Iranian women’s rights campaigner Narges Mohammadi wins Nobel Peace Prize.
Prominent Iranian human rights activist Narges Mohammadi, centre, sits next to Iranian Nobel Peace Prize laureate Shirin Ebadi, left in Tehran [File: Vahid Salemi/AP]
By Edna Mohamed and Mersiha Gadzo
Iranian women’s rights campaigner Narges Mohammadi wins Nobel Peace Prize.
Mohammadi was honoured “for her fight against the oppression of women in Iran and her fight to promote human rights and freedom for all”, said Berit Reiss-Andersen, head of the Norwegian Nobel Committee in Oslo.
Mohammadi’s prize highlights courage of Iranian women, UN rights office says
The Office of the United Nations High Commissioner for Human Rights (OHCHR) has said the award of the Nobel Peace Prize to Mohammadi highlights the courage and determination of Iranian women.
“We’ve seen their courage and determination in the face of reprisals, intimidation, violence and detention,” OHCHR spokesperson Elizabeth Throssell said.
“They’ve been harassed for what they do or don’t wear.

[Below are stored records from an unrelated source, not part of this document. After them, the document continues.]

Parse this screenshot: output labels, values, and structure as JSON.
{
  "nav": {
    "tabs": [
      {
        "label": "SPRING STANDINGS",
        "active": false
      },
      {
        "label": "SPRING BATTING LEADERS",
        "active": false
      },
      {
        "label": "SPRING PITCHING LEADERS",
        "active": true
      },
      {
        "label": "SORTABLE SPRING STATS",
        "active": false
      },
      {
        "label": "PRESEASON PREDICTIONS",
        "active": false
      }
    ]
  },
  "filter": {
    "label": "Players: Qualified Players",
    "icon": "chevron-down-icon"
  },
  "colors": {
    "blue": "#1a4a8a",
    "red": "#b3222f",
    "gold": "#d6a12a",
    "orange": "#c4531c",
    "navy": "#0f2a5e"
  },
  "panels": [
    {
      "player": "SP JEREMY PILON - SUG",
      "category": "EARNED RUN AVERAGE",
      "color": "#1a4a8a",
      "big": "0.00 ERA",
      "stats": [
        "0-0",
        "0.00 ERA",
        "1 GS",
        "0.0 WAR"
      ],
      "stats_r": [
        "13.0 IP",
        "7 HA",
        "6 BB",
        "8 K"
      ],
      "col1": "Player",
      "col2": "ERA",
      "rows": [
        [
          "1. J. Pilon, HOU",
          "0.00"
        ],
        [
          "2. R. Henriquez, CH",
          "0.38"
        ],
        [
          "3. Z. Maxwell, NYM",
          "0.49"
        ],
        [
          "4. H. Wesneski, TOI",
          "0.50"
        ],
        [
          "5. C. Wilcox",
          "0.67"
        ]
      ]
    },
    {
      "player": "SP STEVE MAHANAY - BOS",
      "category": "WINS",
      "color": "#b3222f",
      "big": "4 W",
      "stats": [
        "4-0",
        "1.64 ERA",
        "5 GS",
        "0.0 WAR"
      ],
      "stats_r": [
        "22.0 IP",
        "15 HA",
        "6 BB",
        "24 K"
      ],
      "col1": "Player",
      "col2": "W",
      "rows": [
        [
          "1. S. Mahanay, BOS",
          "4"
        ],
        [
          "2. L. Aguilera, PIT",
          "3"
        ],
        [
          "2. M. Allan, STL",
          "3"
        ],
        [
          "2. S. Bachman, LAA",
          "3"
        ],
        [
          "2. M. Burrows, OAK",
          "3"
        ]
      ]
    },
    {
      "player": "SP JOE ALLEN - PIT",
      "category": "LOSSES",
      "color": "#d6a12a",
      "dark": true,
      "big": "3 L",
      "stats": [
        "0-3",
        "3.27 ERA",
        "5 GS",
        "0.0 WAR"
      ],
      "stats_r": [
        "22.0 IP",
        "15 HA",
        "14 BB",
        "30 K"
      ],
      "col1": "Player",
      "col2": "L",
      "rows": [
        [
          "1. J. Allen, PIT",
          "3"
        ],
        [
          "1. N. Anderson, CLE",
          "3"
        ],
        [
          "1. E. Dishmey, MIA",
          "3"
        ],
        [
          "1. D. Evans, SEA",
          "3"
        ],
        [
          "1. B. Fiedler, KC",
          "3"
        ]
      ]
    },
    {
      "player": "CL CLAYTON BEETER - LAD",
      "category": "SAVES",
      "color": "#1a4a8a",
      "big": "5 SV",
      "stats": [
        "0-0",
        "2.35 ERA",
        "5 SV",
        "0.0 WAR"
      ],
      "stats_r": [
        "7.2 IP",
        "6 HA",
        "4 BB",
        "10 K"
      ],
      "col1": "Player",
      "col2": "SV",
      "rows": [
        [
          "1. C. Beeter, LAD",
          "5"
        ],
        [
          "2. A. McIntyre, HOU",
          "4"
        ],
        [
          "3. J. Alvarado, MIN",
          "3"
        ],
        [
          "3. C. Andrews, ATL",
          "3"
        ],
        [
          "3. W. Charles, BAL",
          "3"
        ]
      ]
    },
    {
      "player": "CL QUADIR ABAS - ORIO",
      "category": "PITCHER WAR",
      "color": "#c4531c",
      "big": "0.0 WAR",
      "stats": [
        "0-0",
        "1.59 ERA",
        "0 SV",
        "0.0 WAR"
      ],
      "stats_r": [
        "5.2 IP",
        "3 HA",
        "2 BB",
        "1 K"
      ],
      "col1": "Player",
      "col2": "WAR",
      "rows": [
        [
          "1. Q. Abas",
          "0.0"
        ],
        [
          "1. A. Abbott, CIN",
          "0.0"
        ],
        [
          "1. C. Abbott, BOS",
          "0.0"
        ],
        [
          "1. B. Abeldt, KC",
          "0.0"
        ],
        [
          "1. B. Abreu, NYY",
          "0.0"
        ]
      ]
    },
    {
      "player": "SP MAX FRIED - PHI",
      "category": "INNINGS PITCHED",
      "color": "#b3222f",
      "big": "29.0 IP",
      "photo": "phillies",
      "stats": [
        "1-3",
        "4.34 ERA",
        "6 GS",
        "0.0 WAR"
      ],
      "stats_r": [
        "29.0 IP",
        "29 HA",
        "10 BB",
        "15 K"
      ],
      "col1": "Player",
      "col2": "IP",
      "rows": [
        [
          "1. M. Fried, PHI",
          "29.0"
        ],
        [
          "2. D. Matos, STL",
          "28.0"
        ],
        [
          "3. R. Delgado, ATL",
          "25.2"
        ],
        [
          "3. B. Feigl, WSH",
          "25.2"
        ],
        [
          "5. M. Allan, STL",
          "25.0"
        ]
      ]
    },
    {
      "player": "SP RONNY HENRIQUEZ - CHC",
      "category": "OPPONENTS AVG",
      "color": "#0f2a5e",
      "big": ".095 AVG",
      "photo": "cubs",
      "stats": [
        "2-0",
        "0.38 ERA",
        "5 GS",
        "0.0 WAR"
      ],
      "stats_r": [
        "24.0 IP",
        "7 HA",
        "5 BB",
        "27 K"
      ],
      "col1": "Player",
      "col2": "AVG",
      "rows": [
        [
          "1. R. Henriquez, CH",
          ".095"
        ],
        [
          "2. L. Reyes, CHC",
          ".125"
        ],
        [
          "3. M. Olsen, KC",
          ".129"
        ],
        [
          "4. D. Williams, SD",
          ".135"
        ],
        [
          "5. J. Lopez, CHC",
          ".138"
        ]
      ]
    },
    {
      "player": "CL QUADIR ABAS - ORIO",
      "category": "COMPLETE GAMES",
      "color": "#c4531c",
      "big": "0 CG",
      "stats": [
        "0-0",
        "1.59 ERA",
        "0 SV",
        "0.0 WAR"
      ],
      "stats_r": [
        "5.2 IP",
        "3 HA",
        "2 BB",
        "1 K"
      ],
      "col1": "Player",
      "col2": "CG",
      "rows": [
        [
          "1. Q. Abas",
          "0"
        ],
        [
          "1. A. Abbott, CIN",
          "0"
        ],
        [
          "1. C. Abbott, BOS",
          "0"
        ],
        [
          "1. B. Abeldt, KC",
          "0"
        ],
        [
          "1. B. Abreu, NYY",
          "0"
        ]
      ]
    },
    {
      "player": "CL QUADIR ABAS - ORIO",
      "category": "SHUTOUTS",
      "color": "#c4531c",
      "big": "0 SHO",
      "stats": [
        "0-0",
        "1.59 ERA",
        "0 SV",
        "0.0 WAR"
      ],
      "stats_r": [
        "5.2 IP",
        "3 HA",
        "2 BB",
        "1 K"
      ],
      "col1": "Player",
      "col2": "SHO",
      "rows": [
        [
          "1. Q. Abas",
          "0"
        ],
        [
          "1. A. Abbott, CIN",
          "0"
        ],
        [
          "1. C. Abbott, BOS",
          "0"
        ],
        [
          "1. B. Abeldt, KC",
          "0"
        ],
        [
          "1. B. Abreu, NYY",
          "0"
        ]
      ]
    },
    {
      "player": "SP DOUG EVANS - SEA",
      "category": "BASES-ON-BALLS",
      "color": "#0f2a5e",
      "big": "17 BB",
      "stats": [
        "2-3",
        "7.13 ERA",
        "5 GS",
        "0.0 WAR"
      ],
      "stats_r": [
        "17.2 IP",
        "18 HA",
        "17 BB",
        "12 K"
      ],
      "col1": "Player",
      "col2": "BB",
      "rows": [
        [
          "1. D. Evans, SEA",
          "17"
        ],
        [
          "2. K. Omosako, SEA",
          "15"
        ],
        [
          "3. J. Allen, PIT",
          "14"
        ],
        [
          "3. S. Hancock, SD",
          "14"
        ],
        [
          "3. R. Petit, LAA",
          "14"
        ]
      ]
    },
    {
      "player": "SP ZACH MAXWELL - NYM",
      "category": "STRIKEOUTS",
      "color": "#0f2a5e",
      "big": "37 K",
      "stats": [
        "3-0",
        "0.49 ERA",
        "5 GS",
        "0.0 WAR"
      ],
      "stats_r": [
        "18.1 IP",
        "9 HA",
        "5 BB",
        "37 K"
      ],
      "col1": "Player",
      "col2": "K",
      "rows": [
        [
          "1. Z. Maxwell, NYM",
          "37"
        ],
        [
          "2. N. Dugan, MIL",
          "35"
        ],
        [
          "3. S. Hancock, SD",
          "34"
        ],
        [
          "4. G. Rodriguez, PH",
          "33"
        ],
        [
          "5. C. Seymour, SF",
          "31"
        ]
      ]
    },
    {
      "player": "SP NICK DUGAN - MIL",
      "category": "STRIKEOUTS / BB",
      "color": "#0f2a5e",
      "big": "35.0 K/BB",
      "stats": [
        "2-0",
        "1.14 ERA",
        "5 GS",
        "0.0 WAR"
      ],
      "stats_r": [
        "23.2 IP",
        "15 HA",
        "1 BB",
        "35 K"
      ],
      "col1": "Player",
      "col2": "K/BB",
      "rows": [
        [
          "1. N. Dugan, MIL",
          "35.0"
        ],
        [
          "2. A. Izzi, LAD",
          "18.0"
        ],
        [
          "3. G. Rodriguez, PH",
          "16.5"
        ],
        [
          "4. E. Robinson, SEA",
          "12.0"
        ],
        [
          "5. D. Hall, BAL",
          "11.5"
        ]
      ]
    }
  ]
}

There are increasingly stringent legal, social and economic measures against them. This really is something that highlights the courage and determination of the women of Iran and how they are an inspiration to the world.”
Nobel peace prize committee ‘hopes’ Iran will free Mohammadi
The Norwegian Nobel Committee says it hopes Iran would release Mohammadi so she could attend the prize ceremony in December.
“If the Iranian authorities make the right decision, they will release her. So she can be present to receive this honour, which is what we primarily hope for,” Reiss-Andersen told a press conference.
‘A heart that breaks’
As well as not seeing her children for eight years, restrictions placed by the prison on her telephone calls means Mohammadi has not even heard their voices for more than a year and a half.
“My most incurable and indescribable suffering is the longing to be with my children, from whose lives I departed when they were eight,” she told AFP in September.
“The price of the struggle is not only torture and prison, it is a heart that breaks with every regret and a pain that strikes to the marrow of your bones.”
But she added: “I believe that as long as democracy, equality and freedom have not been achieved, we must continue to fight and sacrifice.”
‘The future of Iran is its women’, says German minister
German foreign minister Annalena Baerbock says praises Mohammadi’s Nobel prize win and says her “fearless voice cannot be locked away”.
On X, Baerbock wrote, “Women. Life. Freedom. The [Nobel Peace Prize] to Narges Mohammadi and thus the women of Iran shows the power of women for freedom. Mohammadi’s fearless voice cannot be locked away, the future of Iran is its women.”
A history of arrests
The Nobel Prize has written a brief bio on Mohammadi on Twitter:
“As a young physics student Mohammadi distinguished herself as an advocate for equality and women’s rights. In 2011 she was arrested for the first time and sentenced to many years of imprisonment for her efforts to assist incarcerated activists and their families.
“After her release on bail, this year’s peace laureate Mohammadi immersed herself in a campaign against use of the death penalty. Her activism against the death penalty led to her re-arrest in 2015, and to a sentence of additional years behind walls.
“Last year’s wave of protests became known to the political prisoners held inside the notorious Evin prison in Tehran. From captivity, 2023 #NobelPeacePrize laureate Mohammadi has helped to ensure that the protests have not ebbed out.”
‘The most determined person I know’: Husband Taghi Rahmani
The activist “is the most determined person I know”, her husband Taghi Rahmani, who has been a refugee in France since 2012 with their two children, twins now aged 17, told AFP.
“She has three causes in her life – respect for human rights, her feminist commitment and justice for all the crimes that have been committed,” Rahmani said of his wife.
Who is Narges Mohammadi?
Narges Mohammadi, 51, currently jailed in the Evin prison in Tehran, is an Iranian writer, human rights activist and deputy director of the Defenders of Human Rights Center (DHRC).
Mohammadi is currently serving multiple sentences, amounting to 12 years, most recently for “spreading anti-state propaganda”, and was given 154 lashes as a result of the decision.
But Mohammadi has been in and out of prison for the last decade due to her activism and work on abolishing the death penalty in Iran and campaigning for women’s rights.
In 2022, she was only tried for five minutes before being given a sentence of eight years and 70 lashes.
Following the Mahsa Amini protests in Iran, Mohammadi has continued to report her experience of abuse as a woman in Evin prison.
Mohammadi becomes the 19th woman to win the Nobel Peace Prize.